Confrontation between French and British scallop fishers goes is a warning about the resource conflicts of the future
As the planet warms, species are moving further north to climate zones which are closer in temperature to what they originally evolved in. The oceans have absorbed most of this temperature increase, and so many marine species, including commercially fished scallops, are under particular stress to migrate northwards to cooler waters.
In the face of this disruption, legal boundaries for fishing fleets could become increasingly irrelevant. As the fish stocks they once contained move out, conflict is likely to arise between countries exploiting neighbouring fishing grounds.
As a result, the ongoing “scallop war”, which has seen tense physical confrontations between French and British scallop fishers over access to these prized molluscs, may be a taste of worse to come.
The habitat ranges and migration patterns of commercial species in the ocean have been carefully studied throughout history, so that fishing fleets can exploit them more efficiently. This understanding has informed the division of fishing grounds according to who has the right to harvest them.
French scallop fishers were incensed over their British counterparts’ alleged pillaging of scallop stocks, as smaller British boats aren’t bound by a French law that prohibits dredging in the Baie de Seine from October 1 through May 15, to allow scallop populations to recover.
While on the surface it might seem that these skirmishes are anchored to specific circumstances – potentially inflamed by existing tensions around Brexit – they highlight the enormous difficulties in clearly mapping and enforcing legal boundaries around natural habitats that are changing rapidly.
These disputes over resources such as food will become more frequent and intense as climate change alters the habitats and material conditions of life on Earth.
Fisheries in flux
Managing marine resources like fish has always been tricky. Each species responds differently to changes and pressures in its environment, making it difficult for anyone to predict exactly where they will be, when or how far they will migrate, and how many remain. Climate change has introduced new uncertainty.
The effects of rising temperatures, though variable across species, have already begun to alter the sizes, distribution, and food web interactions of marine organisms. Warming seas have led to an overall northward movement for many species, some at a pace of 2.2 kilometres per year. This includes commercial species such as the Atlantic cod, a trend that is observable among land-based animals as well.
More carbon dioxide in the atmosphere means more of it dissolves in the ocean, making seawater more acidic. This process, known as ocean acidification, is making it difficult for species such as scallops to grow their tough calcium-carbonate shells, threatening their growth and survival.

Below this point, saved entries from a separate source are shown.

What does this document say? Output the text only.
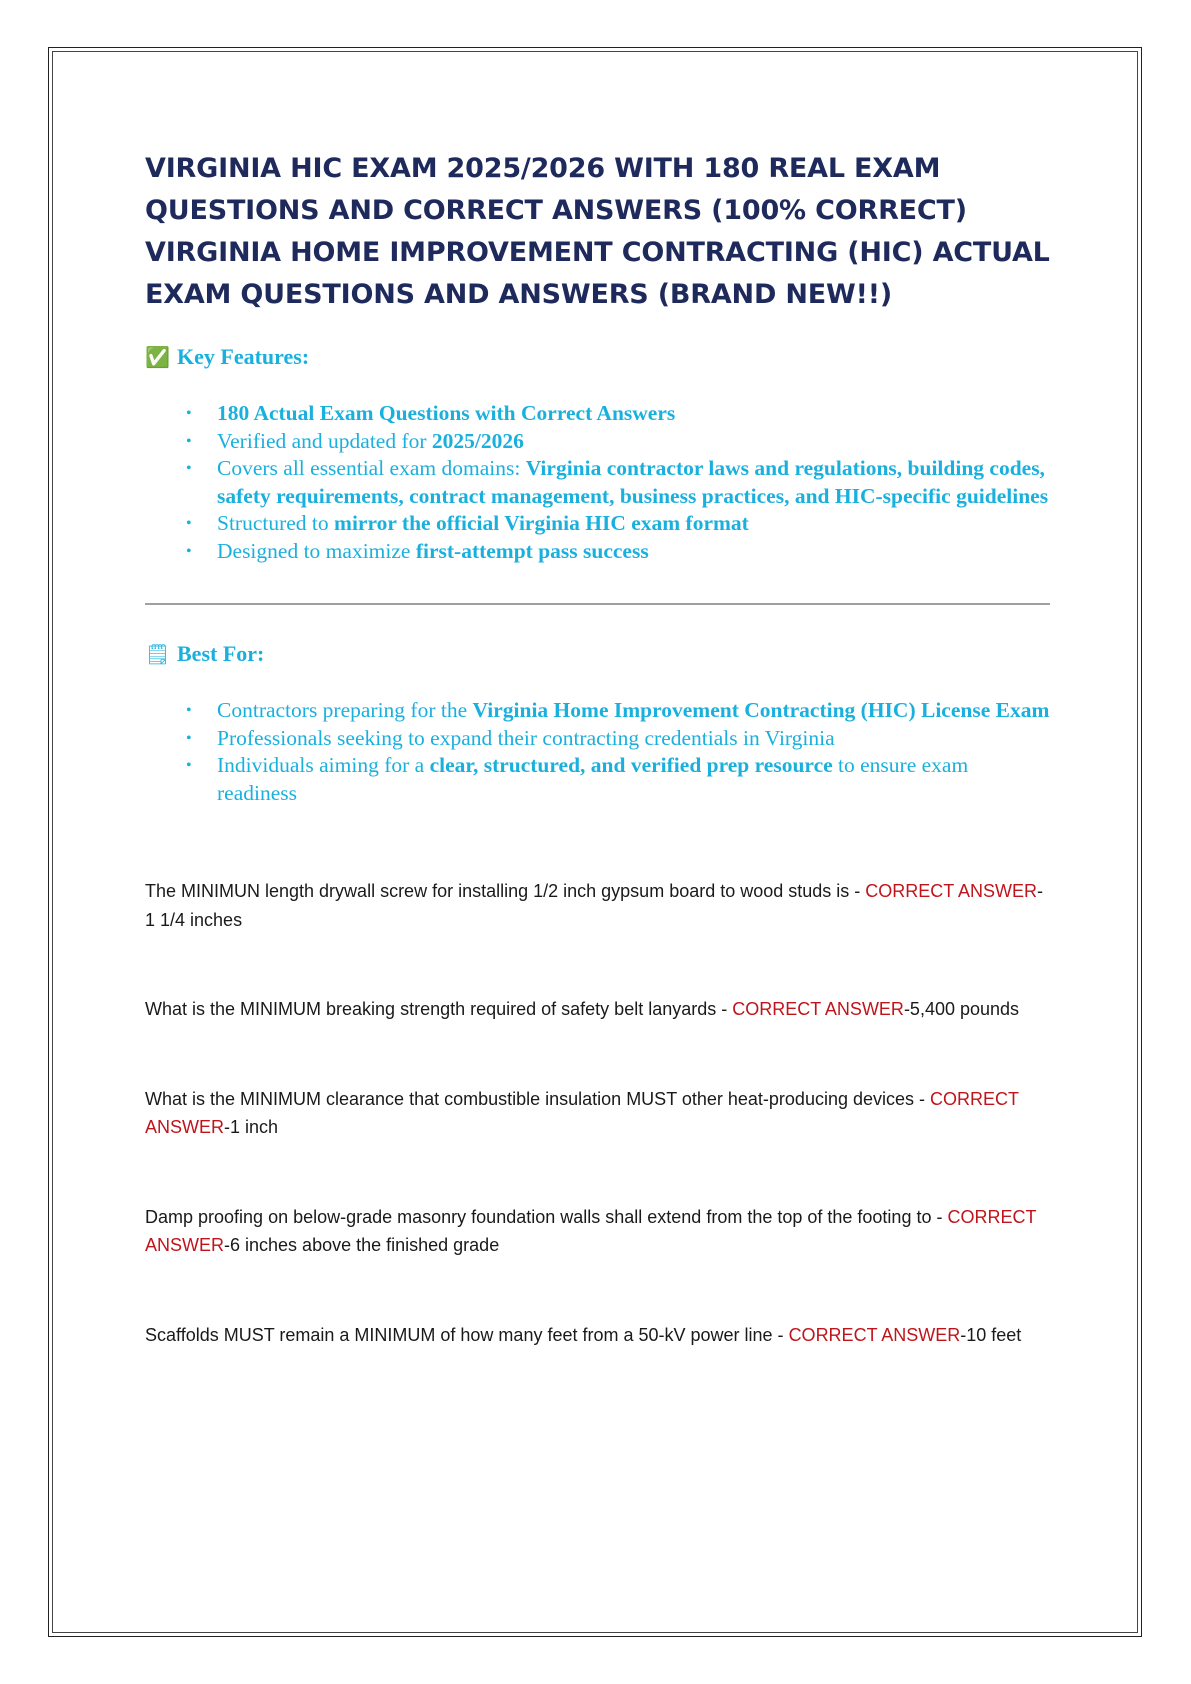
VIRGINIA HIC EXAM 2025/2026 WITH 180 REAL EXAM QUESTIONS AND CORRECT ANSWERS (100% CORRECT) VIRGINIA HOME IMPROVEMENT CONTRACTING (HIC) ACTUAL EXAM QUESTIONS AND ANSWERS (BRAND NEW!!)
✅ Key Features:
• 180 Actual Exam Questions with Correct Answers
• Verified and updated for 2025/2026
• Covers all essential exam domains: Virginia contractor laws and regulations, building codes, safety requirements, contract management, business practices, and HIC-specific guidelines
• Structured to mirror the official Virginia HIC exam format
• Designed to maximize first-attempt pass success
🗒 Best For:
• Contractors preparing for the Virginia Home Improvement Contracting (HIC) License Exam
• Professionals seeking to expand their contracting credentials in Virginia
• Individuals aiming for a clear, structured, and verified prep resource to ensure exam readiness
The MINIMUN length drywall screw for installing 1/2 inch gypsum board to wood studs is - CORRECT ANSWER-1 1/4 inches
What is the MINIMUM breaking strength required of safety belt lanyards - CORRECT ANSWER-5,400 pounds
What is the MINIMUM clearance that combustible insulation MUST other heat-producing devices - CORRECT ANSWER-1 inch
Damp proofing on below-grade masonry foundation walls shall extend from the top of the footing to - CORRECT ANSWER-6 inches above the finished grade
Scaffolds MUST remain a MINIMUM of how many feet from a 50-kV power line - CORRECT ANSWER-10 feet
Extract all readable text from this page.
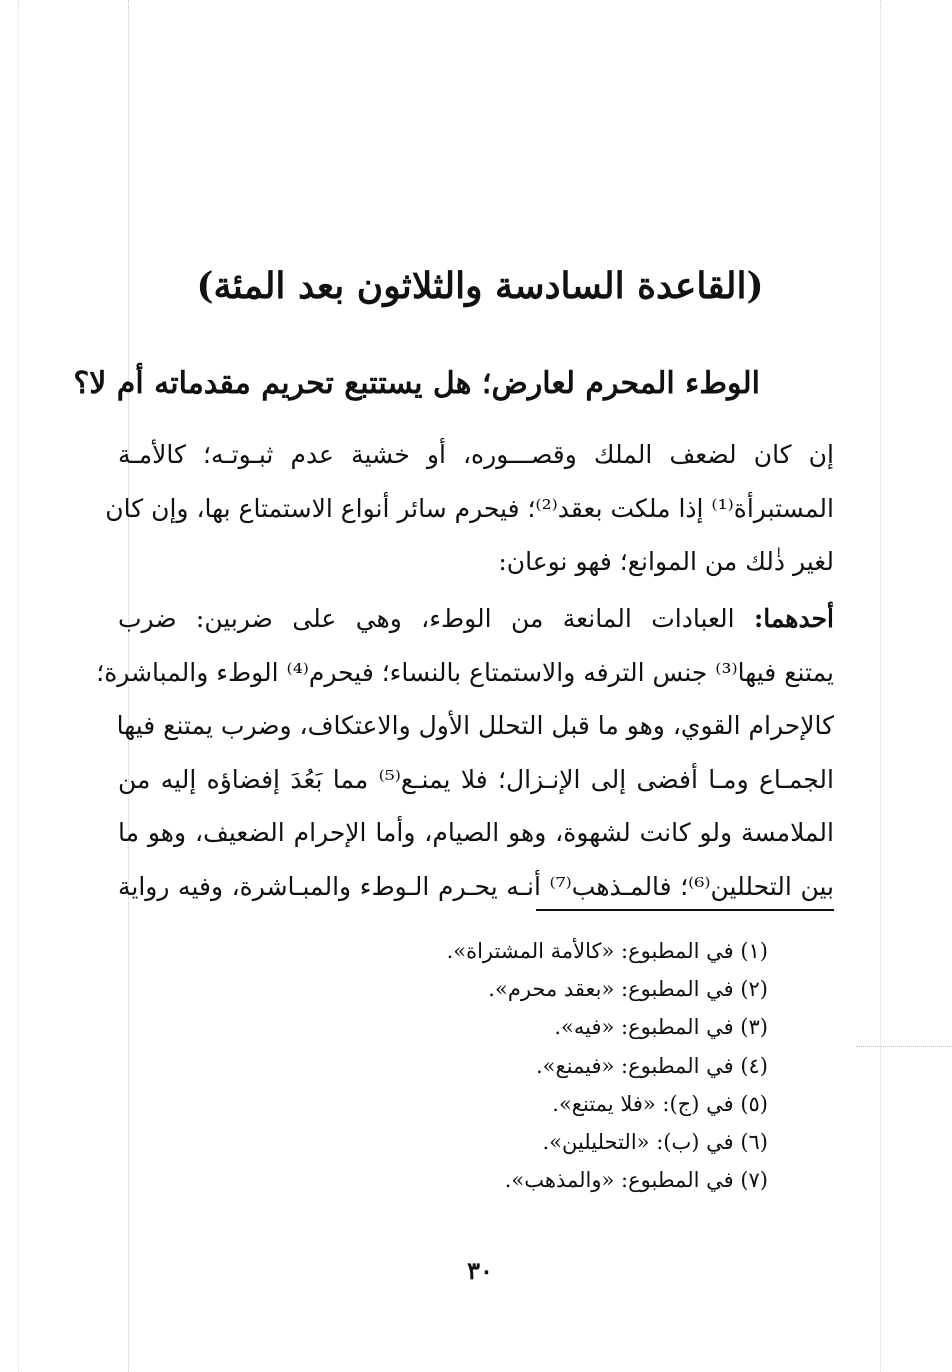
(القاعدة السادسة والثلاثون بعد المئة)
الوطء المحرم لعارض؛ هل يستتبع تحريم مقدماته أم لا؟
إن كان لضعف الملك وقصـــوره، أو خشية عدم ثبـوتـه؛ كالأمـة
المستبرأة⁽¹⁾ إذا ملكت بعقد⁽²⁾؛ فيحرم سائر أنواع الاستمتاع بها، وإن كان
لغير ذٰلك من الموانع؛ فهو نوعان:
أحدهما: العبادات المانعة من الوطء، وهي على ضربين: ضرب
يمتنع فيها⁽³⁾ جنس الترفه والاستمتاع بالنساء؛ فيحرم⁽⁴⁾ الوطء والمباشرة؛
كالإحرام القوي، وهو ما قبل التحلل الأول والاعتكاف، وضرب يمتنع فيها
الجمـاع ومـا أفضى إلى الإنـزال؛ فلا يمنـع⁽⁵⁾ مما بَعُدَ إفضاؤه إليه من
الملامسة ولو كانت لشهوة، وهو الصيام، وأما الإحرام الضعيف، وهو ما
بين التحللين⁽⁶⁾؛ فالمـذهب⁽⁷⁾ أنـه يحـرم الـوطء والمبـاشرة، وفيه رواية
(١) في المطبوع: «كالأمة المشتراة».
(٢) في المطبوع: «بعقد محرم».
(٣) في المطبوع: «فيه».
(٤) في المطبوع: «فيمنع».
(٥) في (ج): «فلا يمتنع».
(٦) في (ب): «التحليلين».
(٧) في المطبوع: «والمذهب».
٣٠
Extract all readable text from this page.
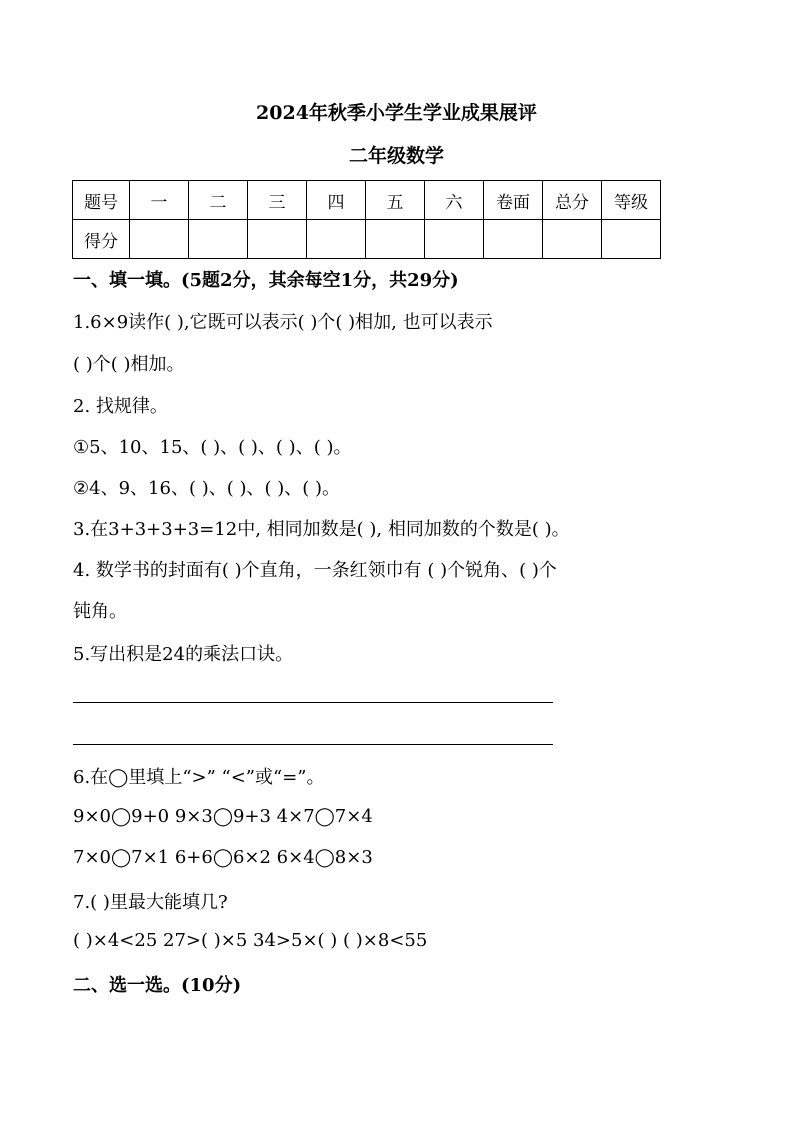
2024年秋季小学生学业成果展评
二年级数学
题号	一	二	三	四	五	六	卷面	总分	等级
得分									
一、填一填。(5题2分，其余每空1分，共29分)
1.6×9读作( ),它既可以表示( )个( )相加, 也可以表示
( )个( )相加。
2. 找规律。
①5、10、15、( )、( )、( )、( )。
②4、9、16、( )、( )、( )、( )。
3.在3+3+3+3=12中, 相同加数是( ), 相同加数的个数是( )。
4. 数学书的封面有( )个直角，一条红领巾有 ( )个锐角、( )个
钝角。
5.写出积是24的乘法口诀。
6.在◯里填上“>” “<”或“=”。
9×0◯9+0 9×3◯9+3 4×7◯7×4
7×0◯7×1 6+6◯6×2 6×4◯8×3
7.( )里最大能填几?
( )×4<25 27>( )×5 34>5×( ) ( )×8<55
二、选一选。(10分)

On top of all of this, we’re taking from the ocean more than it can replenish. Currently over 90% of large commercial fish species such as tuna and cod have already been caught, and over 70% of the world’s fisheries range from “significantly depleted” to “fully exploited”. Species unable to adapt to this pressure are likely to decline or even disappear.
Building bridges over troubled water
If the scallop wars end soon, climate change will continue to disrupt marine ecosystems and render political boundaries increasingly outdated. We will need to have a radical rethink of who should have rights to what, who is to have the authority in managing important areas and resources, and what constitutes a truly sustainable harvest.
Greater communication and collaboration between fishers, policymakers, researchers and the wider public will become essential for navigating the troubled waters ahead.
Perhaps it is also time to take the interests of other species into consideration in this process, by viewing the natural world and non-human life as more than mere resources or a backdrop to the unfolding human drama.